Imam Al-Isfarayini kemudian mengingatkan
bahaya lain yang tidak kalah besar, yaitu adanya kelompok-kelompok yang
mengatasnamakan Ahlus Sunnah demi memperoleh kepercayaan masyarakat. Mereka
menggunakan nama ulama, mazhab, atau tokoh yang dihormati sehingga orang awam
mengira bahwa ajaran mereka adalah bagian dari Islam yang lurus. Menurut
beliau, keadaan seperti ini menuntut umat Islam untuk tidak mudah menerima
setiap klaim, tetapi mengukurnya dengan ilmu, dalil Al-Qur'an, Sunnah, dan
penjelasan para ulama yang terpercaya.
Ungkapan beliau bahwa "kebatilan
hanya berputar sesaat kemudian lenyap" mengandung pesan optimisme.
Dalam sejarah Islam, banyak pemikiran yang sempat tampak kuat dan berpengaruh,
namun kemudian memudar karena tidak memiliki landasan yang kokoh. Sebaliknya,
kebenaran tetap bertahan karena bersumber dari wahyu Allah yang tidak berubah.
Ayat yang beliau kutip dari Surah
Ibrahim mempertegas bahwa keteguhan iman merupakan anugerah Allah kepada
orang-orang yang berpegang teguh pada kebenaran.
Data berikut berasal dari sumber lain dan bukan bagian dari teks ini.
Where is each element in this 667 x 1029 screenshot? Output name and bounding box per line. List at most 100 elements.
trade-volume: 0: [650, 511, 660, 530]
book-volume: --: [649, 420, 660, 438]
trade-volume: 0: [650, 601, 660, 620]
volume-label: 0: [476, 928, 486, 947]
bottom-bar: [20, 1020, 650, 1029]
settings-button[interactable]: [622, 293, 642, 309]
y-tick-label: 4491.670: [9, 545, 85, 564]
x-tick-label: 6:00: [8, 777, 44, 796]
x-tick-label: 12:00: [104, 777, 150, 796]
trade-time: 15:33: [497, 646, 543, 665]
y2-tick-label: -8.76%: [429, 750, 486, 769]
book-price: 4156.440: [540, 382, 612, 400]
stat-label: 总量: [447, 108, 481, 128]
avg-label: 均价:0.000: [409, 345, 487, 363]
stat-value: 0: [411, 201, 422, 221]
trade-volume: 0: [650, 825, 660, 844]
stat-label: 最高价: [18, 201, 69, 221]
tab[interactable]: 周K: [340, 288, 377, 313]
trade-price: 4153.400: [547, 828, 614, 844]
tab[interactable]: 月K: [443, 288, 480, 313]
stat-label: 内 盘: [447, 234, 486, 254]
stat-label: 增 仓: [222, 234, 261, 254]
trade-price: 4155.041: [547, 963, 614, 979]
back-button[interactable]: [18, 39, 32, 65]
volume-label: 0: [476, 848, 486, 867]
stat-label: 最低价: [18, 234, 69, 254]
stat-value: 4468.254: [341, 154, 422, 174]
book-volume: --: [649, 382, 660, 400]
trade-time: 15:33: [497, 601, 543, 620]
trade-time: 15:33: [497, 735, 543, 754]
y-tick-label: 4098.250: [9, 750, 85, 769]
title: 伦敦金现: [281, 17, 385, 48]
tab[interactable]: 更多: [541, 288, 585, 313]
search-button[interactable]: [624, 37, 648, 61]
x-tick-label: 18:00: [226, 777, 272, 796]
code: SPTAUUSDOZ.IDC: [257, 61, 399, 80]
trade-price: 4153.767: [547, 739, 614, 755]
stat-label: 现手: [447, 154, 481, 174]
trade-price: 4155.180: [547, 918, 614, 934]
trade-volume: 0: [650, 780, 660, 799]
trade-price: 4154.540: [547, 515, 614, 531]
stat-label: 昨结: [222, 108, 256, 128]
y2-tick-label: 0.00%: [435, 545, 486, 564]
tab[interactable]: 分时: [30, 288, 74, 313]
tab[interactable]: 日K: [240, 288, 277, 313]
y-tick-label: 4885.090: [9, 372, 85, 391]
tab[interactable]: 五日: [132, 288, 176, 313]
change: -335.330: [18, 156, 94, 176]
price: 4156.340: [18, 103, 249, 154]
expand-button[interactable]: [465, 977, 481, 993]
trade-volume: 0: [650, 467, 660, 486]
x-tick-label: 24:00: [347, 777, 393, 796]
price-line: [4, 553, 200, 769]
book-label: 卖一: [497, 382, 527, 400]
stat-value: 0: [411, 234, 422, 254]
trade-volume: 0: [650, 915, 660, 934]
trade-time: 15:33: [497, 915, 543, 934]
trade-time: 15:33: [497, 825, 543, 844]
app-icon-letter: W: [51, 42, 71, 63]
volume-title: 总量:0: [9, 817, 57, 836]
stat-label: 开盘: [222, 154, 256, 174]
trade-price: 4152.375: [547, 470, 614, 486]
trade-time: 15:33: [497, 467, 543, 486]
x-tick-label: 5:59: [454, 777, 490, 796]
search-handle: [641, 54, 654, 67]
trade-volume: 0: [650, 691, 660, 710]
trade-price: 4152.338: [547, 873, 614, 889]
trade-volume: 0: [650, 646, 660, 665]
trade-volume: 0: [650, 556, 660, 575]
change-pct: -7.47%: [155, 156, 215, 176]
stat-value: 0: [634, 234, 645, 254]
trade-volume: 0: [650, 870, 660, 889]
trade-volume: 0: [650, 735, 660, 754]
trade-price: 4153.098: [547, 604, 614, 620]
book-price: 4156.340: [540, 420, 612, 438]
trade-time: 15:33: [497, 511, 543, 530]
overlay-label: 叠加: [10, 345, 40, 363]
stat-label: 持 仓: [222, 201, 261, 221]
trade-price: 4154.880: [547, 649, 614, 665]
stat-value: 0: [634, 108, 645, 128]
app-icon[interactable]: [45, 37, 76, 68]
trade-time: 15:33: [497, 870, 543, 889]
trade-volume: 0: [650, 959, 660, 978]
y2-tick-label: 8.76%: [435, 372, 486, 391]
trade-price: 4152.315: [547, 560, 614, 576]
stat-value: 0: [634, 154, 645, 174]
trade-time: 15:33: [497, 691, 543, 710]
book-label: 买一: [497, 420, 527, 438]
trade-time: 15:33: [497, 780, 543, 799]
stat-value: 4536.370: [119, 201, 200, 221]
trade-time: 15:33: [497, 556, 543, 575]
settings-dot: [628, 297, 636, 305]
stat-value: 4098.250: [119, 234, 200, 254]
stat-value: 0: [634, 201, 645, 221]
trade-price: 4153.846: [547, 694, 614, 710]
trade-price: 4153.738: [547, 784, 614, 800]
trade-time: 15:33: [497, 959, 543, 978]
Keteguhan tersebut tidak hanya
dibutuhkan dalam kehidupan dunia ketika menghadapi syubhat dan fitnah, tetapi
juga pada kehidupan akhirat.
Akhirnya, Imam Al-Isfarayini
menjelaskan tujuan utama penulisan At-Tabṣīr fī ad-Dīn. Kitab ini bukan
sekadar daftar kelompok-kelompok yang muncul dalam sejarah Islam, melainkan
sebuah panduan untuk mengenali ciri-ciri akidah yang benar, memahami
dalil-dalilnya, mengenali berbagai syubhat yang berkembang, dan memperkuat
keyakinan seorang muslim agar tidak mudah tertipu oleh penyimpangan yang
dibungkus dengan nama agama.
Hikmah
- Perbedaan pendapat di kalangan ulama dalam masalah
sejarah tidak mengurangi kesepakatan mereka terhadap kebenaran sabda
Rasulullah ﷺ.
- Seorang muslim wajib mengukur setiap ajaran dengan
dalil, bukan sekadar melihat nama kelompok atau tokoh yang mengusungnya.
- Penyimpangan sering kali tampil dengan menggunakan
simbol-simbol agama untuk memperoleh kepercayaan masyarakat.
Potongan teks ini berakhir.